Rencontres musicales d’Archipels – Châteauneuf sur Charente 18-19 juin 2021

Délocalisées après une annulation l’an passé, ces Rencontres organisées à l’initiative de Dominique Pifarély, se tiennent depuis 2018 aux environs de Poitiers. Cette troisième édition s’est inscrite dans le droit fil des deux premières, cette fois en Charente…

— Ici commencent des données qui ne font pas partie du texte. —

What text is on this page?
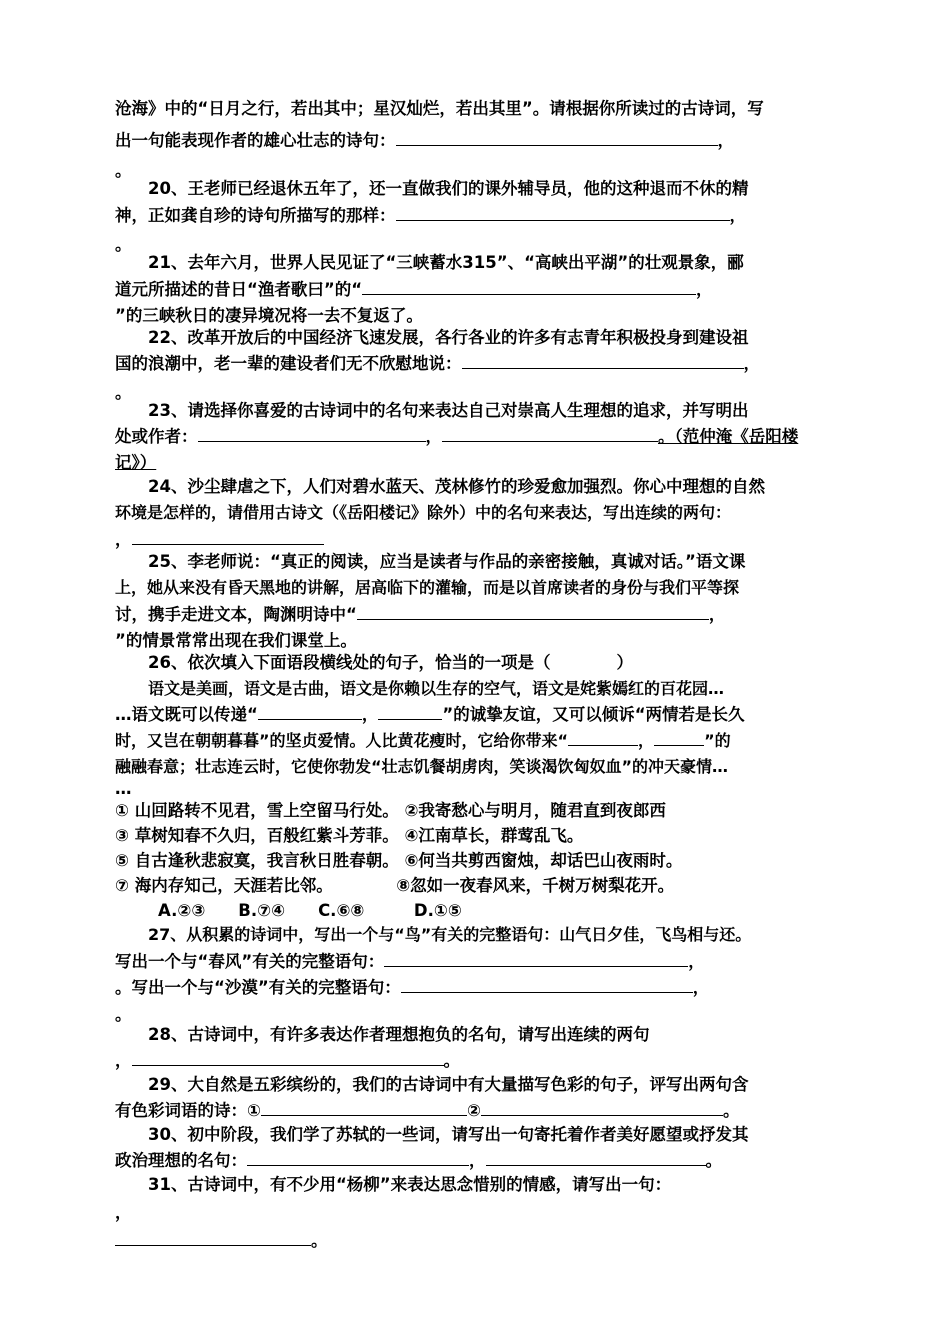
沧海》中的“日月之行，若出其中；星汉灿烂，若出其里”。请根据你所读过的古诗词，写
出一句能表现作者的雄心壮志的诗句：	，
。
20、王老师已经退休五年了，还一直做我们的课外辅导员，他的这种退而不休的精
神，正如龚自珍的诗句所描写的那样：	，
。
21、去年六月，世界人民见证了“三峡蓄水315”、“高峡出平湖”的壮观景象，郦
道元所描述的昔日“渔者歌曰”的“	，
”的三峡秋日的凄异境况将一去不复返了。
22、改革开放后的中国经济飞速发展，各行各业的许多有志青年积极投身到建设祖
国的浪潮中，老一辈的建设者们无不欣慰地说：	，
。
23、请选择你喜爱的古诗词中的名句来表达自己对崇高人生理想的追求，并写明出
处或作者：	，	。（范仲淹《岳阳楼
记》）
24、沙尘肆虐之下，人们对碧水蓝天、茂林修竹的珍爱愈加强烈。你心中理想的自然
环境是怎样的，请借用古诗文（《岳阳楼记》除外）中的名句来表达，写出连续的两句：
，
25、李老师说：“真正的阅读，应当是读者与作品的亲密接触，真诚对话。”语文课
上，她从来没有昏天黑地的讲解，居高临下的灌输，而是以首席读者的身份与我们平等探
讨，携手走进文本，陶渊明诗中“	，
”的情景常常出现在我们课堂上。
26、依次填入下面语段横线处的句子，恰当的一项是（　　　　）
语文是美画，语文是古曲，语文是你赖以生存的空气，语文是姹紫嫣红的百花园…
…语文既可以传递“	，	”的诚挚友谊，又可以倾诉“两情若是长久
时，又岂在朝朝暮暮”的坚贞爱情。人比黄花瘦时，它给你带来“	，	”的
融融春意；壮志连云时，它使你勃发“壮志饥餐胡虏肉，笑谈渴饮匈奴血”的冲天豪情…
…
① 山回路转不见君，雪上空留马行处。 ②我寄愁心与明月，随君直到夜郎西
③ 草树知春不久归，百般红紫斗芳菲。 ④江南草长，群莺乱飞。
⑤ 自古逢秋悲寂寞，我言秋日胜春朝。 ⑥何当共剪西窗烛，却话巴山夜雨时。
⑦ 海内存知己，天涯若比邻。　　　　 ⑧忽如一夜春风来，千树万树梨花开。
A.②③　　B.⑦④　　C.⑥⑧　　　D.①⑤
27、从积累的诗词中，写出一个与“鸟”有关的完整语句：山气日夕佳，飞鸟相与还。
写出一个与“春风”有关的完整语句：	，
。写出一个与“沙漠”有关的完整语句：	，
。
28、古诗词中，有许多表达作者理想抱负的名句，请写出连续的两句
，	。
29、大自然是五彩缤纷的，我们的古诗词中有大量描写色彩的句子，评写出两句含
有色彩词语的诗：①	②	。
30、初中阶段，我们学了苏轼的一些词，请写出一句寄托着作者美好愿望或抒发其
政治理想的名句：	，	。
31、古诗词中，有不少用“杨柳”来表达思念惜别的情感，请写出一句：
，
。
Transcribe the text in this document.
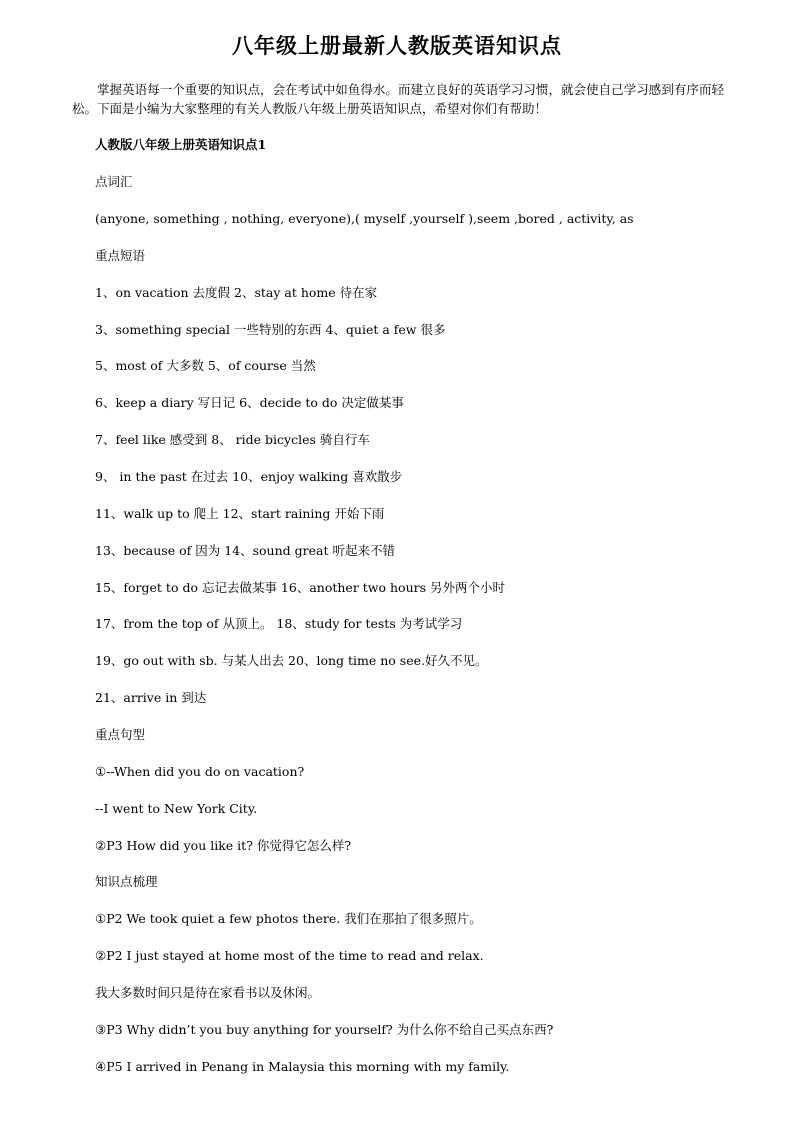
八年级上册最新人教版英语知识点
掌握英语每一个重要的知识点，会在考试中如鱼得水。而建立良好的英语学习习惯，就会使自己学习感到有序而轻松。下面是小编为大家整理的有关人教版八年级上册英语知识点，希望对你们有帮助！
人教版八年级上册英语知识点1
点词汇
(anyone, something , nothing, everyone),( myself ,yourself ),seem ,bored , activity, as
重点短语
1、on vacation 去度假 2、stay at home 待在家
3、something special 一些特别的东西 4、quiet a few 很多
5、most of 大多数 5、of course 当然
6、keep a diary 写日记 6、decide to do 决定做某事
7、feel like 感受到 8、 ride bicycles 骑自行车
9、 in the past 在过去 10、enjoy walking 喜欢散步
11、walk up to 爬上 12、start raining 开始下雨
13、because of 因为 14、sound great 听起来不错
15、forget to do 忘记去做某事 16、another two hours 另外两个小时
17、from the top of 从顶上。 18、study for tests 为考试学习
19、go out with sb. 与某人出去 20、long time no see.好久不见。
21、arrive in 到达
重点句型
①--When did you do on vacation?
--I went to New York City.
②P3 How did you like it? 你觉得它怎么样?
知识点梳理
①P2 We took quiet a few photos there. 我们在那拍了很多照片。
②P2 I just stayed at home most of the time to read and relax.
我大多数时间只是待在家看书以及休闲。
③P3 Why didn’t you buy anything for yourself? 为什么你不给自己买点东西?
④P5 I arrived in Penang in Malaysia this morning with my family.
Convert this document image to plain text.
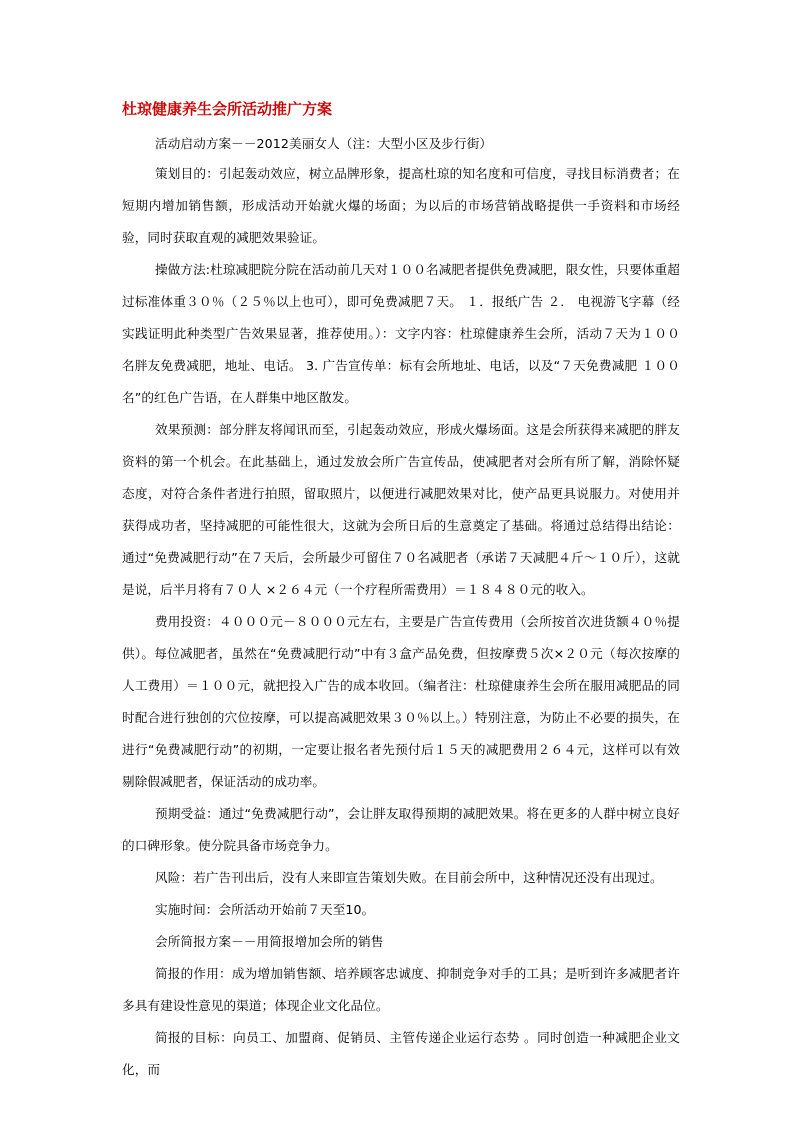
杜琼健康养生会所活动推广方案

活动启动方案－－2012美丽女人（注：大型小区及步行街）

策划目的：引起轰动效应，树立品牌形象，提高杜琼的知名度和可信度，寻找目标消费者；在短期内增加销售额，形成活动开始就火爆的场面；为以后的市场营销战略提供一手资料和市场经验，同时获取直观的减肥效果验证。

操做方法:杜琼减肥院分院在活动前几天对１００名减肥者提供免费减肥，限女性，只要体重超过标准体重３０％（２５％以上也可），即可免费减肥７天。 １．报纸广告 ２． 电视游飞字幕（经实践证明此种类型广告效果显著，推荐使用。）：文字内容：杜琼健康养生会所，活动７天为１００名胖友免费减肥，地址、电话。 3. 广告宣传单：标有会所地址、电话，以及“７天免费减肥 １００名”的红色广告语，在人群集中地区散发。

效果预测：部分胖友将闻讯而至，引起轰动效应，形成火爆场面。这是会所获得来减肥的胖友资料的第一个机会。在此基础上，通过发放会所广告宣传品，使减肥者对会所有所了解，消除怀疑态度，对符合条件者进行拍照，留取照片，以便进行减肥效果对比，使产品更具说服力。对使用并获得成功者，坚持减肥的可能性很大，这就为会所日后的生意奠定了基础。将通过总结得出结论：通过“免费减肥行动”在７天后，会所最少可留住７０名减肥者（承诺７天减肥４斤～１０斤），这就是说，后半月将有７０人 ×２６４元（一个疗程所需费用）＝１８４８０元的收入。

费用投资：４０００元－８０００元左右，主要是广告宣传费用（会所按首次进货额４０％提供）。每位减肥者，虽然在“免费减肥行动”中有３盒产品免费，但按摩费５次×２０元（每次按摩的人工费用）＝１００元，就把投入广告的成本收回。（编者注：杜琼健康养生会所在服用减肥品的同时配合进行独创的穴位按摩，可以提高减肥效果３０％以上。）特别注意，为防止不必要的损失，在进行“免费减肥行动”的初期，一定要让报名者先预付后１５天的减肥费用２６４元，这样可以有效剔除假减肥者，保证活动的成功率。

预期受益：通过“免费减肥行动”，会让胖友取得预期的减肥效果。将在更多的人群中树立良好的口碑形象。使分院具备市场竞争力。

风险：若广告刊出后，没有人来即宣告策划失败。在目前会所中，这种情况还没有出现过。

实施时间：会所活动开始前７天至10。

会所简报方案－－用简报增加会所的销售

简报的作用：成为增加销售额、培养顾客忠诚度、抑制竞争对手的工具；是听到许多减肥者许多具有建设性意见的渠道；体现企业文化品位。

简报的目标：向员工、加盟商、促销员、主管传递企业运行态势 。同时创造一种减肥企业文化，而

Jusque-là hébergée par le beau prieuré de Saint-Léger-la Pallu, à Jaunay-Marigny (Vienne), la Compagnie de Dominique Pifarély a trouvé cette année en Charente un beau lieu de repli. Tous les concerts ont eu lieu en extérieur et ont bénéficié d’une pause bienvenue dans la succession d’averses  continuelle qui ont noyé ce mois de juin. Le premier jour, c’est donc dans l’angle du transept de l’église Saint-Pierre-aux-Liens, magnifique monument pour lequel l’inévitable Paul Abbadie a eu la main un peu lourde dans sa restauration, tandis que le ciel rosissait, que les freux rentraient en fil indienne à la corbeautière et que les martinets esquissaient leurs premières voltiges.

Ces Rencontres sont une réponse à la désastreuse « politique culturelle » qui privilégie le soutien aux festivals obèses et sans imagination, lisse la programmation des initiatives de taille moyenne par les divers dispositifs de conventionnement type «  Jazz Migration » et ses déclinaisons locales, et assèche les autres jusqu’à disparition définitive. C’est ainsi que, faute de scènes accueillantes, nombre de musiciens, après s’être déguisés en ingénieurs du son, producteurs, communicateurs, comptables, secrétaires, greffiers et j’en passe, n’ont pas trouvé d’autre solution pour se produire enfin, dans des conditions mieux à leur goût, que de créer leur propre festival où il se programment et mettent leurs amis à l’affiche. En général pour notre plus grand bonheur. Les pionniers furent Bernard Lubat à Uzeste, Jacques Di Donato à Mhère et quelques autres, ils sont maintenant nombreux à se faufiler entre les mailles de la « culture administrée » pour créer des espaces où, simplement, la musique puisse se faire entendre comme elle est.

Dancing in your head

Une fois n’est pas coutume, il faut rendre hommage à l’ingénieur du son qui, ici, sut porter son métier à son comble en s’effaçant tout à fait, nous laissant en proie à l’illusion d’avoir affaire à un violon, une clarinette et un violoncelle sans fils, libres de toute attache. Et c’est bien cela qu’on entendit d’abord avec le trio Sclavis (cl, bcl), Pifarély (v), Courtois (cello)Pour leur première sortie depuis bien longtemps, ils avaient choisi de reprendre le répertoire d’ Asian Fields Variations, (ECM 2017)Bien des mots ont coulé depuis pour décrire une musique toute en transparences frottements et glissades, en retenue, en nerveuses embardées aussi : des aquarelles aux rehauts d’encre, avec griffures à la plume. Nombre d’entre ces compositions évoquent des lieux, des paysages, des atmosphères assez précis pour être nommés : le Mont Myon, la carrière, le cèdre, qui tous ont donné leur titre à une pièce.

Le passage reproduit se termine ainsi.